LONDON (Reuters) – The number of new homes listed for sale in Britain rose in March for the first time in 12 months, potentially taking some of the heat out of a surge in house prices, a survey showed on Thursday.
The Royal Institution of Chartered Surveyors (RICS) said a net balance of +8% of its members reported a rise in the volume of fresh listings.
The balance for new buyer demand was +9%, making March the closest the market has come to balance between trends in supply and demand since the coronavirus pandemic began.
RICS said +74% of its members reported a rise in house prices last month, easing off from February’s revised +78%. A Reuters poll of economists had pointed to a reading of +75%.
Other measures of house prices have shown double-digit percentage rises over the past 12 months as the shift in demand towards larger homes away from city centres, that was triggered by the pandemic lockdowns, continued.
RICS Chief Economist Simon Rubinsohn said the housing market remained resilient despite concerns about the rising cost of living, including higher interest rates, and the war in Ukraine.
“It is encouraging that a little more stock appears to be returning to the market,” Rubinsohn said.

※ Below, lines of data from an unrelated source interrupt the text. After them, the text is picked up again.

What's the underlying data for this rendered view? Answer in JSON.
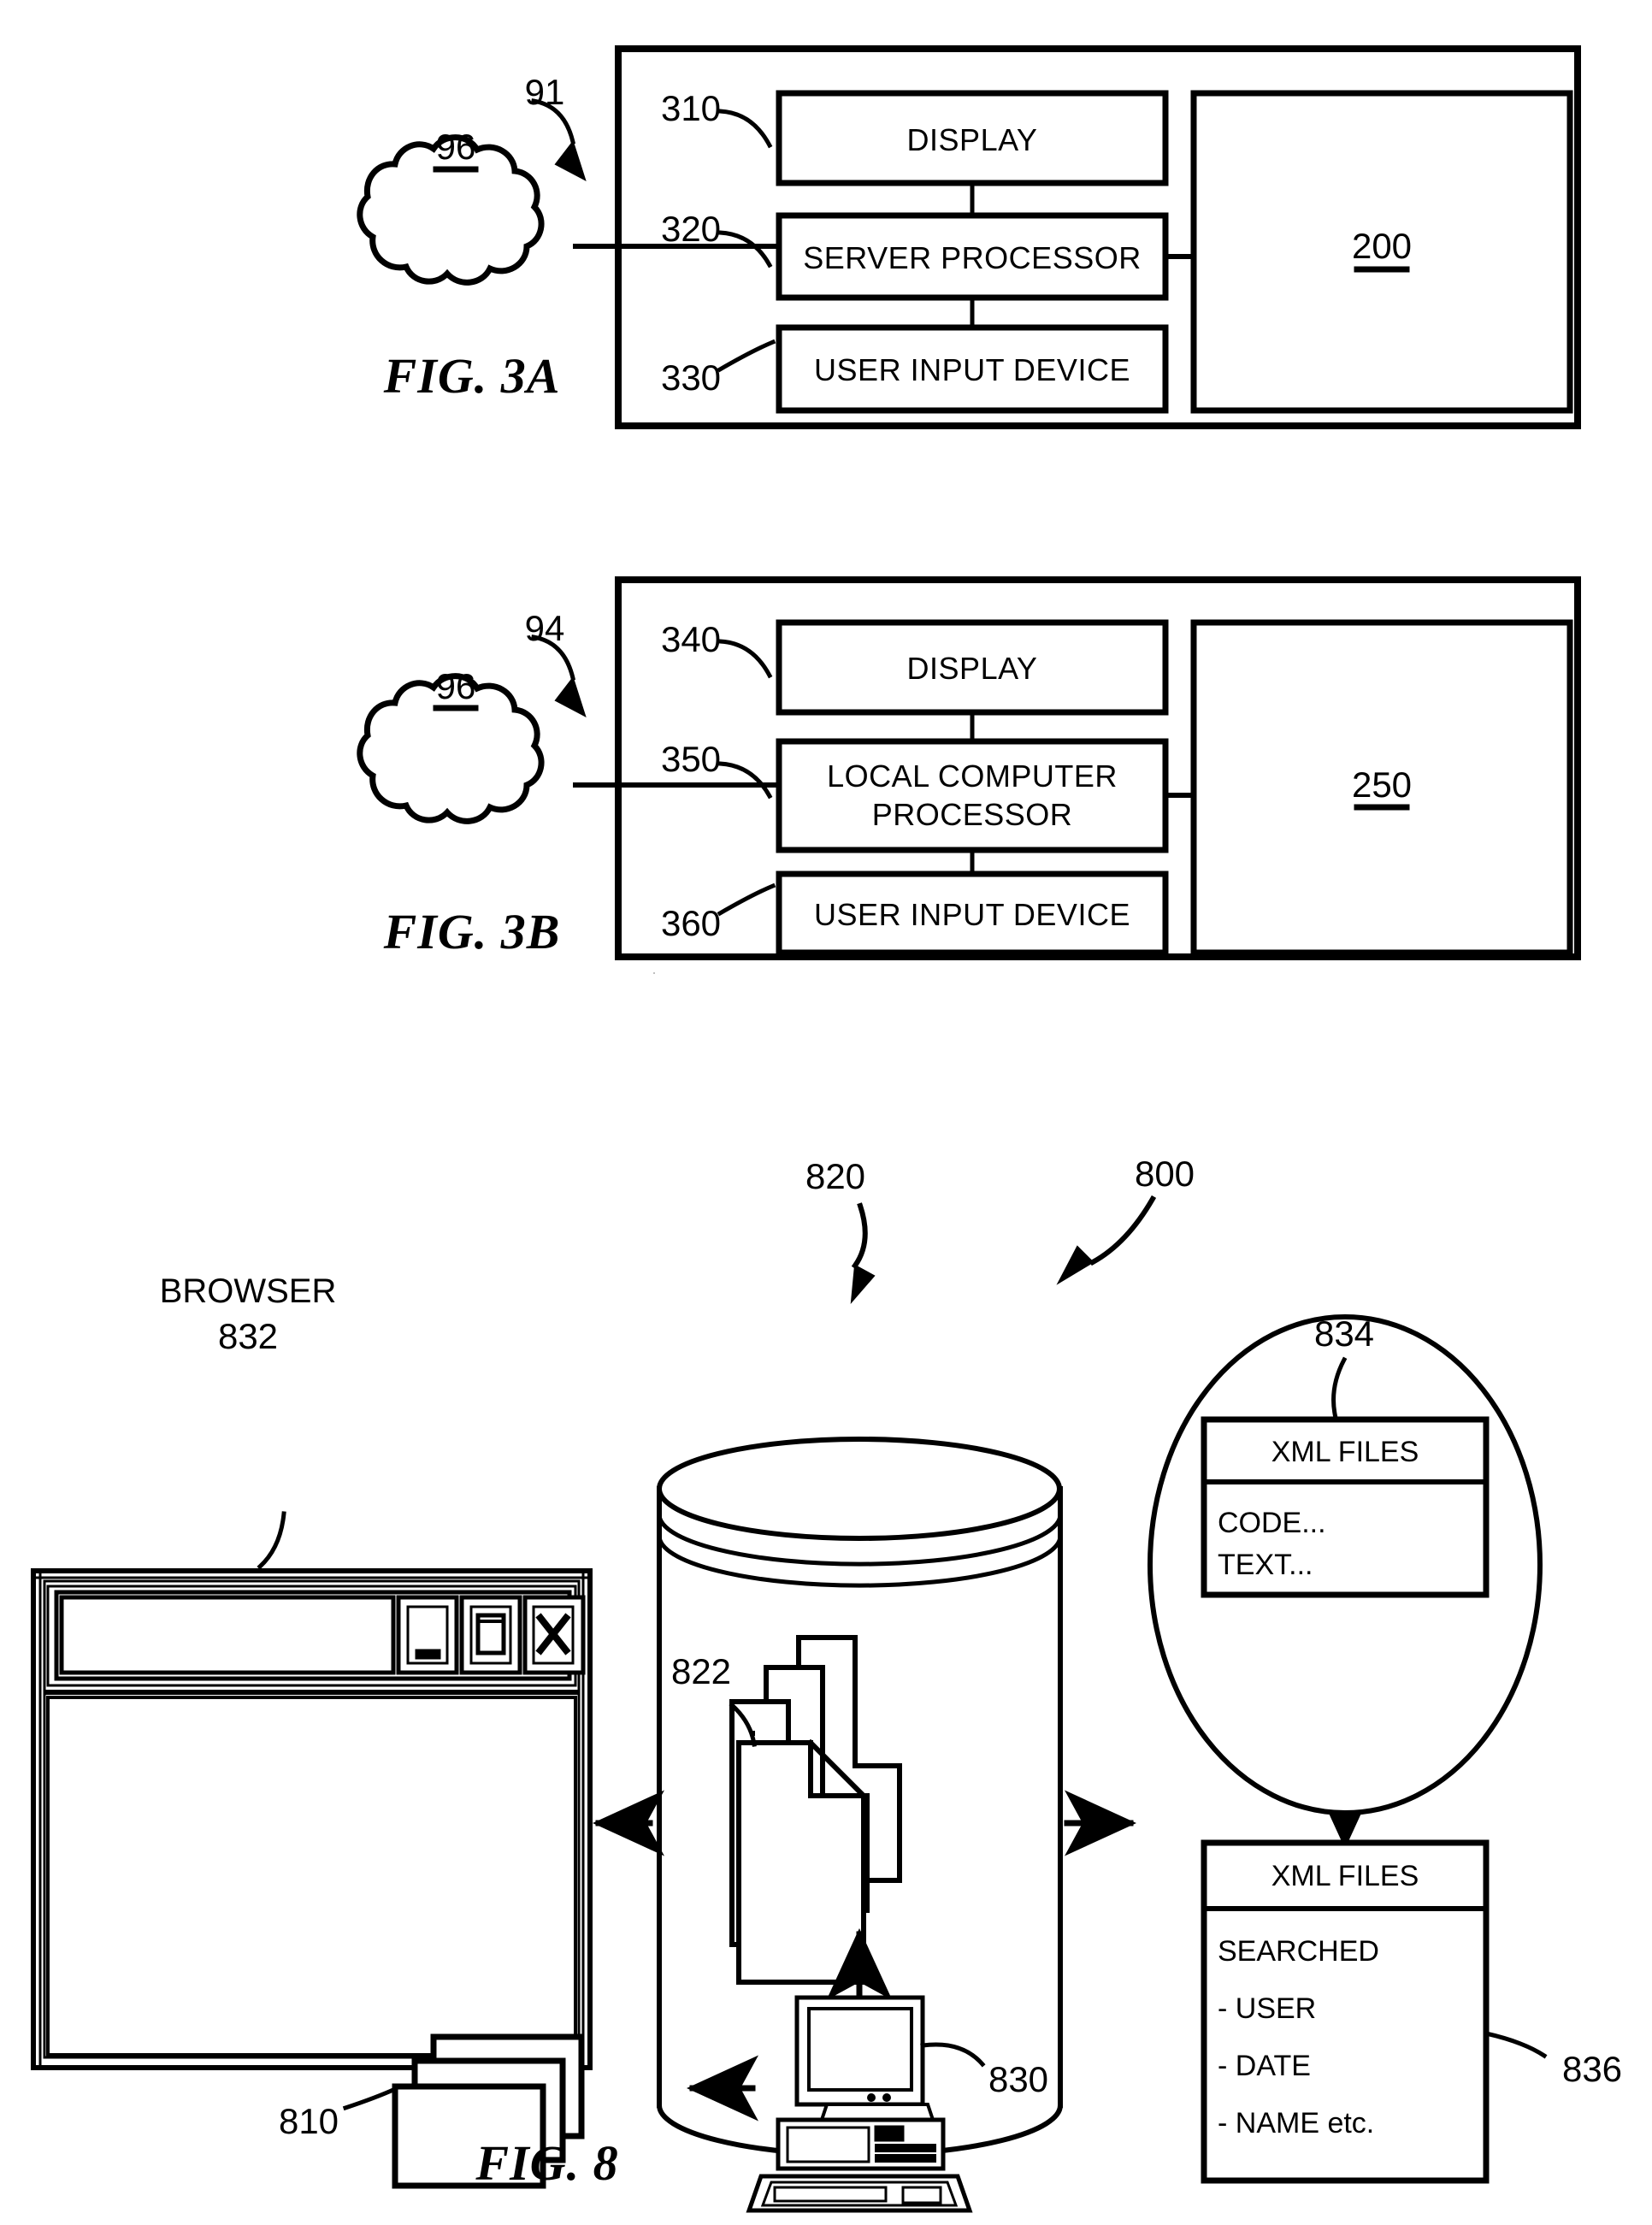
{
  "figures": [
    {
      "id": "fig-3a",
      "caption": "FIG. 3A",
      "system_ref": "91",
      "cloud_ref": "96",
      "memory_ref": "200",
      "blocks": [
        {
          "ref": "310",
          "label": "DISPLAY"
        },
        {
          "ref": "320",
          "label": "SERVER PROCESSOR"
        },
        {
          "ref": "330",
          "label": "USER INPUT DEVICE"
        }
      ]
    },
    {
      "id": "fig-3b",
      "caption": "FIG. 3B",
      "system_ref": "94",
      "cloud_ref": "96",
      "memory_ref": "250",
      "blocks": [
        {
          "ref": "340",
          "label": "DISPLAY"
        },
        {
          "ref": "350",
          "label": "LOCAL COMPUTER PROCESSOR",
          "label_line1": "LOCAL COMPUTER",
          "label_line2": "PROCESSOR"
        },
        {
          "ref": "360",
          "label": "USER INPUT DEVICE"
        }
      ]
    },
    {
      "id": "fig-8",
      "caption": "FIG. 8",
      "system_ref": "800",
      "browser": {
        "title": "BROWSER",
        "ref": "832",
        "buttons": [
          "minimize",
          "maximize",
          "close"
        ]
      },
      "database": {
        "ref": "820",
        "documents_ref": "822"
      },
      "computer": {
        "ref": "830"
      },
      "documents": {
        "ref": "810"
      },
      "circle_panel": {
        "ref": "834",
        "header": "XML FILES",
        "lines": [
          "CODE...",
          "TEXT..."
        ]
      },
      "result_panel": {
        "ref": "836",
        "header": "XML FILES",
        "lines": [
          "SEARCHED",
          "- USER",
          "- DATE",
          "- NAME etc."
        ]
      }
    }
  ],
  "colors": {
    "ink": "#000000",
    "paper": "#ffffff"
  }
}
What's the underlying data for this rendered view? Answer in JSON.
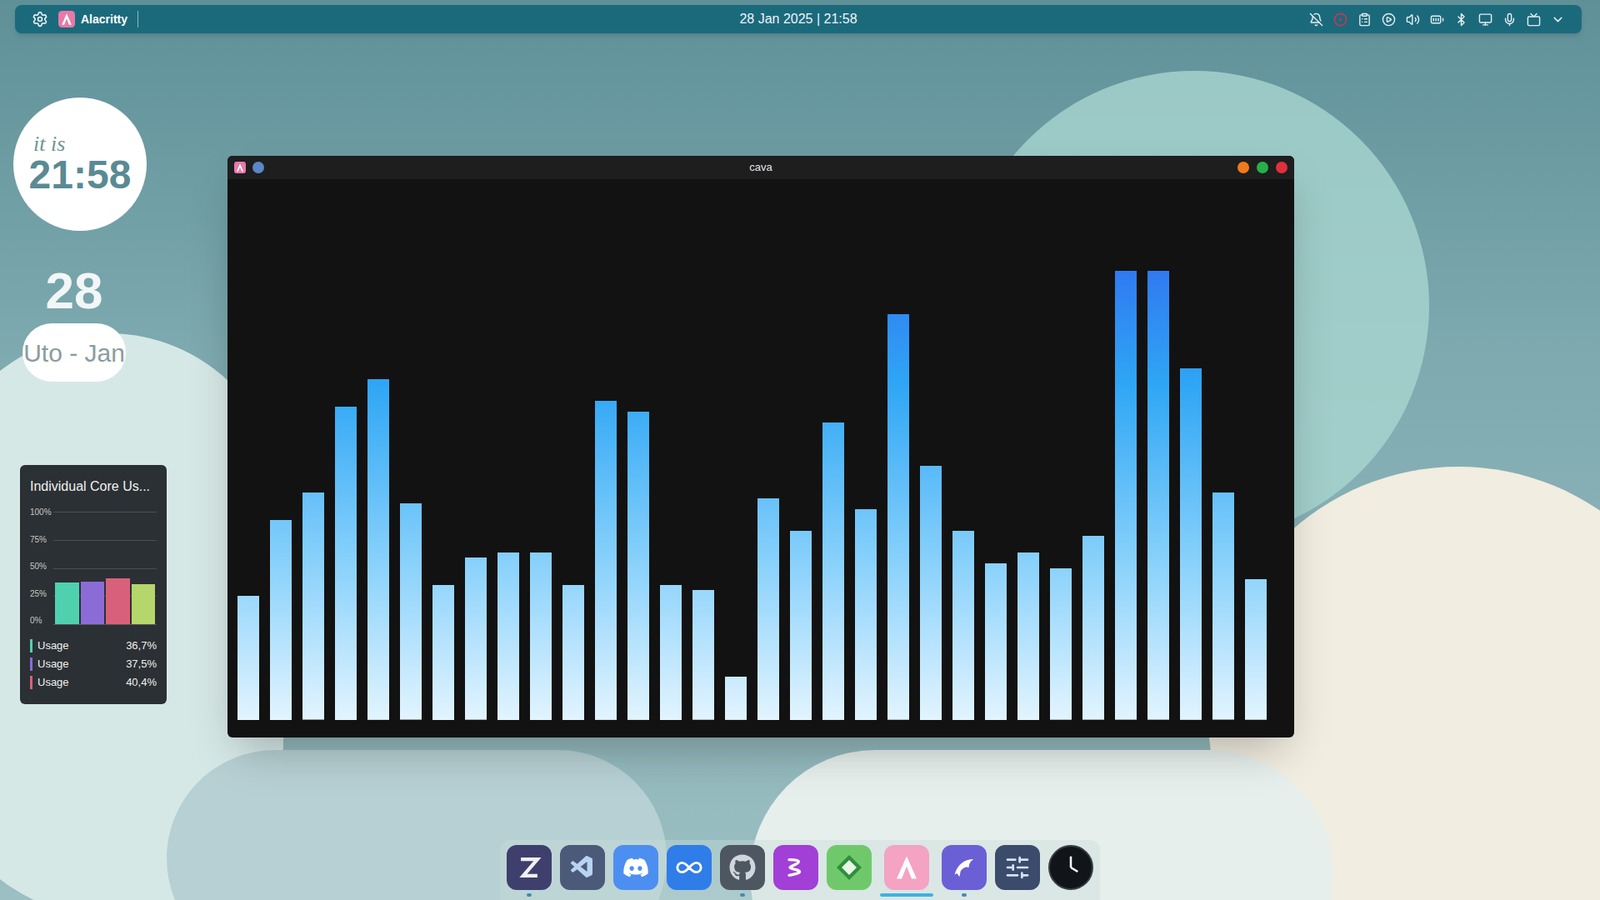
{
  "top_bar": {
    "app_name": "Alacritty",
    "datetime": "28 Jan 2025 | 21:58"
  },
  "clock": {
    "prefix": "it is",
    "time": "21:58"
  },
  "date": {
    "day": "28",
    "label": "Uto - Jan"
  },
  "core_usage": {
    "title": "Individual Core Us...",
    "ticks": [
      "100%",
      "75%",
      "50%",
      "25%",
      "0%"
    ],
    "bars": [
      {
        "value": 36.7,
        "color": "#4fd1b0"
      },
      {
        "value": 37.5,
        "color": "#8b6cd6"
      },
      {
        "value": 40.4,
        "color": "#d9607a"
      },
      {
        "value": 35.4,
        "color": "#b5d66a"
      }
    ],
    "legend": [
      {
        "label": "Usage",
        "reading": "36,7%",
        "color": "#4fd1b0"
      },
      {
        "label": "Usage",
        "reading": "37,5%",
        "color": "#8b6cd6"
      },
      {
        "label": "Usage",
        "reading": "40,4%",
        "color": "#d9607a"
      }
    ]
  },
  "window": {
    "title": "cava",
    "levels": [
      0.23,
      0.37,
      0.42,
      0.58,
      0.63,
      0.4,
      0.25,
      0.3,
      0.31,
      0.31,
      0.25,
      0.59,
      0.57,
      0.25,
      0.24,
      0.08,
      0.41,
      0.35,
      0.55,
      0.39,
      0.75,
      0.47,
      0.35,
      0.29,
      0.31,
      0.28,
      0.34,
      0.83,
      0.83,
      0.65,
      0.42,
      0.26
    ]
  },
  "dock": {
    "items": [
      {
        "kind": "zed",
        "running": true,
        "selected": false
      },
      {
        "kind": "vscode",
        "running": false,
        "selected": false
      },
      {
        "kind": "discord",
        "running": false,
        "selected": false
      },
      {
        "kind": "arduino",
        "running": false,
        "selected": false
      },
      {
        "kind": "github",
        "running": true,
        "selected": false
      },
      {
        "kind": "emacs",
        "running": false,
        "selected": false
      },
      {
        "kind": "vim",
        "running": false,
        "selected": false
      },
      {
        "kind": "alacritty",
        "running": true,
        "selected": true
      },
      {
        "kind": "dolphin",
        "running": true,
        "selected": false
      },
      {
        "kind": "mixer",
        "running": false,
        "selected": false
      },
      {
        "kind": "clock",
        "running": false,
        "selected": false
      }
    ]
  }
}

“This is still early days in that inventory remains not far off historic lows but if the trend continues, it could help to create a better balance between supply and demand.”
Although the Bank of England has raised borrowing costs three times since December to tackle high inflation – and looks set to do so again on May 5 – financing costs are low by historic standards, bolstering demand from buyers, Rubinsohn said.